Rostock – Hochbunker LSB 1400

Eines der wenigen Relikte aus dem zweiten Weltkrieg, die in Rostock noch zu finden sind: der unübersehbare Hochbunker auf dem Gelände der ehemaligen Neptunwerft.

Erbaut wurde er um 1943 als Bunker für den Werksluftschutz der Neptun-Werft mit der Typenbezeichnung LSB 1400 – eine Variante des Marinebunkers T 750 für Marinewerften und diesem sehr ähnlich.

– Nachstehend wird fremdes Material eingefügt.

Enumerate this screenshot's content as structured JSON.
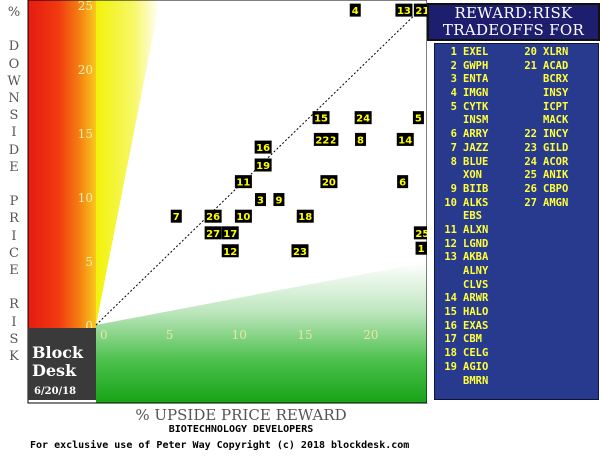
{
  "chart_data": {
    "type": "scatter",
    "xlabel": "% UPSIDE PRICE REWARD",
    "ylabel": "% DOWNSIDE PRICE RISK",
    "xlim": [
      0,
      25
    ],
    "ylim": [
      0,
      25
    ],
    "x_ticks": [
      "0",
      "5",
      "10",
      "15",
      "20",
      "25"
    ],
    "y_ticks": [
      "0",
      "5",
      "10",
      "15",
      "20",
      "25"
    ],
    "grid": false,
    "points": [
      {
        "label": "1",
        "x": 24.7,
        "y": 6.0
      },
      {
        "label": "2",
        "x": 18.0,
        "y": 14.5
      },
      {
        "label": "3",
        "x": 12.5,
        "y": 9.8
      },
      {
        "label": "4",
        "x": 19.7,
        "y": 24.6
      },
      {
        "label": "5",
        "x": 24.5,
        "y": 16.2
      },
      {
        "label": "6",
        "x": 23.3,
        "y": 11.2
      },
      {
        "label": "7",
        "x": 6.1,
        "y": 8.5
      },
      {
        "label": "8",
        "x": 20.1,
        "y": 14.5
      },
      {
        "label": "9",
        "x": 13.9,
        "y": 9.8
      },
      {
        "label": "10",
        "x": 11.2,
        "y": 8.5
      },
      {
        "label": "11",
        "x": 11.2,
        "y": 11.2
      },
      {
        "label": "12",
        "x": 10.2,
        "y": 5.8
      },
      {
        "label": "13",
        "x": 23.4,
        "y": 24.6
      },
      {
        "label": "14",
        "x": 23.5,
        "y": 14.5
      },
      {
        "label": "15",
        "x": 17.1,
        "y": 16.2
      },
      {
        "label": "16",
        "x": 12.7,
        "y": 13.9
      },
      {
        "label": "17",
        "x": 10.2,
        "y": 7.2
      },
      {
        "label": "18",
        "x": 15.9,
        "y": 8.5
      },
      {
        "label": "19",
        "x": 12.7,
        "y": 12.5
      },
      {
        "label": "20",
        "x": 17.7,
        "y": 11.2
      },
      {
        "label": "21",
        "x": 24.8,
        "y": 24.6
      },
      {
        "label": "22",
        "x": 17.2,
        "y": 14.5
      },
      {
        "label": "23",
        "x": 15.5,
        "y": 5.8
      },
      {
        "label": "24",
        "x": 20.3,
        "y": 16.2
      },
      {
        "label": "25",
        "x": 24.8,
        "y": 7.2
      },
      {
        "label": "26",
        "x": 8.9,
        "y": 8.5
      },
      {
        "label": "27",
        "x": 8.9,
        "y": 7.2
      }
    ]
  },
  "legend": {
    "title_line1": "REWARD:RISK",
    "title_line2": "TRADEOFFS FOR",
    "left_column": [
      {
        "num": "1",
        "ticker": "EXEL"
      },
      {
        "num": "2",
        "ticker": "GWPH"
      },
      {
        "num": "3",
        "ticker": "ENTA"
      },
      {
        "num": "4",
        "ticker": "IMGN"
      },
      {
        "num": "5",
        "ticker": "CYTK"
      },
      {
        "num": "",
        "ticker": "INSM"
      },
      {
        "num": "6",
        "ticker": "ARRY"
      },
      {
        "num": "7",
        "ticker": "JAZZ"
      },
      {
        "num": "8",
        "ticker": "BLUE"
      },
      {
        "num": "",
        "ticker": "XON"
      },
      {
        "num": "9",
        "ticker": "BIIB"
      },
      {
        "num": "10",
        "ticker": "ALKS"
      },
      {
        "num": "",
        "ticker": "EBS"
      },
      {
        "num": "11",
        "ticker": "ALXN"
      },
      {
        "num": "12",
        "ticker": "LGND"
      },
      {
        "num": "13",
        "ticker": "AKBA"
      },
      {
        "num": "",
        "ticker": "ALNY"
      },
      {
        "num": "",
        "ticker": "CLVS"
      },
      {
        "num": "14",
        "ticker": "ARWR"
      },
      {
        "num": "15",
        "ticker": "HALO"
      },
      {
        "num": "16",
        "ticker": "EXAS"
      },
      {
        "num": "17",
        "ticker": "CBM"
      },
      {
        "num": "18",
        "ticker": "CELG"
      },
      {
        "num": "19",
        "ticker": "AGIO"
      },
      {
        "num": "",
        "ticker": "BMRN"
      }
    ],
    "right_column": [
      {
        "num": "20",
        "ticker": "XLRN"
      },
      {
        "num": "21",
        "ticker": "ACAD"
      },
      {
        "num": "",
        "ticker": "BCRX"
      },
      {
        "num": "",
        "ticker": "INSY"
      },
      {
        "num": "",
        "ticker": "ICPT"
      },
      {
        "num": "",
        "ticker": "MACK"
      },
      {
        "num": "22",
        "ticker": "INCY"
      },
      {
        "num": "23",
        "ticker": "GILD"
      },
      {
        "num": "24",
        "ticker": "ACOR"
      },
      {
        "num": "25",
        "ticker": "ANIK"
      },
      {
        "num": "26",
        "ticker": "CBPO"
      },
      {
        "num": "27",
        "ticker": "AMGN"
      }
    ]
  },
  "brand": {
    "line1": "Block",
    "line2": "Desk",
    "date": "6/20/18"
  },
  "footer": {
    "industry": "BIOTECHNOLOGY DEVELOPERS",
    "copyright": "For exclusive use of Peter Way   Copyright (c) 2018 blockdesk.com"
  },
  "colors": {
    "point_bg": "#000000",
    "point_text": "#ffff00",
    "legend_bg": "#283a8e",
    "legend_text": "#ffff3a"
  }
}
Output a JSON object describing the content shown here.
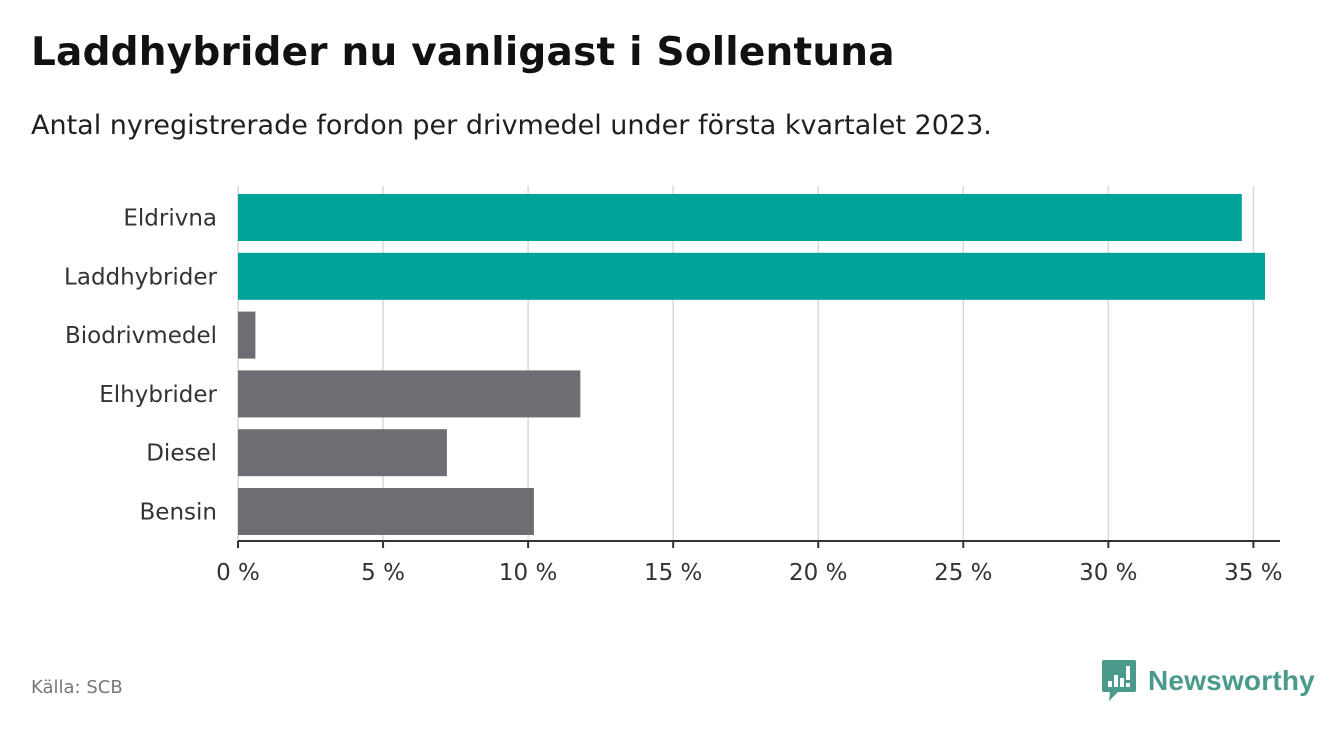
{
  "title": "Laddhybrider nu vanligast i Sollentuna",
  "subtitle": "Antal nyregistrerade fordon per drivmedel under första kvartalet 2023.",
  "source": "Källa: SCB",
  "brand": {
    "name": "Newsworthy",
    "color": "#4a9a8c",
    "icon": "bar-chart-icon"
  },
  "colors": {
    "highlight": "#00a398",
    "default": "#6e6d73",
    "grid": "#d9d9d9",
    "axis": "#333333"
  },
  "chart_data": {
    "type": "bar",
    "orientation": "horizontal",
    "categories": [
      "Eldrivna",
      "Laddhybrider",
      "Biodrivmedel",
      "Elhybrider",
      "Diesel",
      "Bensin"
    ],
    "values": [
      34.6,
      35.4,
      0.6,
      11.8,
      7.2,
      10.2
    ],
    "highlighted": [
      true,
      true,
      false,
      false,
      false,
      false
    ],
    "unit": "%",
    "xlim": [
      0,
      35.4
    ],
    "xticks": [
      0,
      5,
      10,
      15,
      20,
      25,
      30,
      35
    ],
    "xtick_labels": [
      "0 %",
      "5 %",
      "10 %",
      "15 %",
      "20 %",
      "25 %",
      "30 %",
      "35 %"
    ],
    "grid": true
  }
}
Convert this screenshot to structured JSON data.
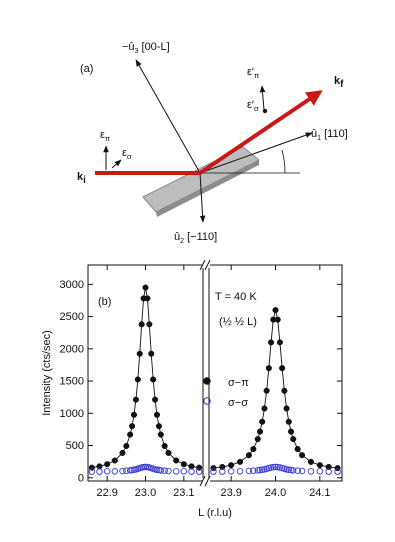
{
  "diagram": {
    "panel_label": "(a)",
    "u3": {
      "text": "−û",
      "sub": "3",
      "suffix": " [00-L]"
    },
    "u1": {
      "text": "û",
      "sub": "1",
      "suffix": " [110]"
    },
    "u2": {
      "text": "û",
      "sub": "2",
      "suffix": " [−110]"
    },
    "ki": {
      "text": "k",
      "sub": "i"
    },
    "kf": {
      "text": "k",
      "sub": "f"
    },
    "eps_pi": {
      "text": "ε",
      "sub": "π"
    },
    "eps_sigma": {
      "text": "ε",
      "sub": "σ"
    },
    "eps_pi_prime": {
      "text": "ε′",
      "sub": "π"
    },
    "eps_sigma_prime": {
      "text": "ε′",
      "sub": "σ"
    }
  },
  "chart_data": {
    "type": "scatter",
    "panel_label": "(b)",
    "annotations": [
      "T = 40 K",
      "(½ ½ L)"
    ],
    "xlabel": "L (r.l.u)",
    "ylabel": "Intensity (cts/sec)",
    "ylim": [
      -50,
      3300
    ],
    "yticks": [
      0,
      500,
      1000,
      1500,
      2000,
      2500,
      3000
    ],
    "panels": [
      {
        "xlim": [
          22.85,
          23.15
        ],
        "xticks": [
          22.9,
          {
            "value": 23,
            "label": "23.0"
          },
          23.1
        ]
      },
      {
        "xlim": [
          23.85,
          24.15
        ],
        "xticks": [
          23.9,
          {
            "value": 24,
            "label": "24.0"
          },
          24.1
        ]
      }
    ],
    "x": [
      22.86,
      22.88,
      22.9,
      22.92,
      22.94,
      22.95,
      22.96,
      22.965,
      22.97,
      22.975,
      22.98,
      22.985,
      22.99,
      22.995,
      23,
      23.005,
      23.01,
      23.015,
      23.02,
      23.025,
      23.03,
      23.035,
      23.04,
      23.05,
      23.06,
      23.08,
      23.1,
      23.12,
      23.14,
      23.86,
      23.88,
      23.9,
      23.92,
      23.94,
      23.95,
      23.96,
      23.965,
      23.97,
      23.975,
      23.98,
      23.985,
      23.99,
      23.995,
      24,
      24.005,
      24.01,
      24.015,
      24.02,
      24.025,
      24.03,
      24.035,
      24.04,
      24.05,
      24.06,
      24.08,
      24.1,
      24.12,
      24.14
    ],
    "series": [
      {
        "name": "σ−π",
        "color": "#111111",
        "filled": true,
        "line": true,
        "values": [
          157,
          177,
          210,
          268,
          385,
          493,
          670,
          801,
          977,
          1212,
          1525,
          1924,
          2380,
          2782,
          2950,
          2782,
          2380,
          1924,
          1525,
          1212,
          977,
          801,
          670,
          493,
          385,
          268,
          210,
          177,
          157,
          150,
          168,
          196,
          247,
          350,
          445,
          600,
          716,
          869,
          1075,
          1350,
          1700,
          2100,
          2453,
          2600,
          2453,
          2100,
          1700,
          1350,
          1075,
          869,
          716,
          600,
          445,
          350,
          247,
          196,
          168,
          150
        ]
      },
      {
        "name": "σ−σ",
        "color": "#3a3ad0",
        "filled": false,
        "line": false,
        "values": [
          95,
          95,
          100,
          100,
          105,
          110,
          115,
          120,
          125,
          130,
          140,
          150,
          160,
          165,
          170,
          165,
          160,
          150,
          140,
          130,
          125,
          120,
          115,
          110,
          105,
          100,
          100,
          95,
          95,
          95,
          95,
          100,
          100,
          105,
          110,
          115,
          120,
          125,
          130,
          140,
          150,
          160,
          165,
          170,
          165,
          160,
          150,
          140,
          130,
          125,
          120,
          115,
          110,
          105,
          100,
          100,
          95,
          95
        ]
      }
    ]
  }
}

Die Abkürzungen sind fast selbst erklärend. LSB steht für Luftschutzbunker und das T (beim T 750) für Truppenmanschaftsbunker. Dieser Bunkertyp war ein standardisierter viergeschossiger Regelbau. Bunker diesen Types stellten die modernsten Bunker ihrer Zeit dar und sind das direkte Resultat der zunehmenden Bombardierungen deutscher Städte und Industrieanlagen.

Auf einer Grundfläche von etwa 21 m x 21 m wurde dieser Bunker in Stahlbetonbauweise errichtet. Die Wand- und Deckenstärken beim Rostocker Bauwerk liegen durchgehend bei ca. 2,50 m. Die gesamte Bauwerkshöhe liegt bei ca. 12 m. Mehrere Ein- und Ausgänge sollten einen schnellen Zugang für 1.400 Personen gewährleisten. Mittig im Inneren befinden sich zwei zentrale Treppenhäuser, um die herum die einzelnen Räume des Bunkers angeordnet wurden.

Typisch für diese Bunkerbauweise ist der Lüftungsturm mittig an der Dachkante über dem Splitterschutzvorbau.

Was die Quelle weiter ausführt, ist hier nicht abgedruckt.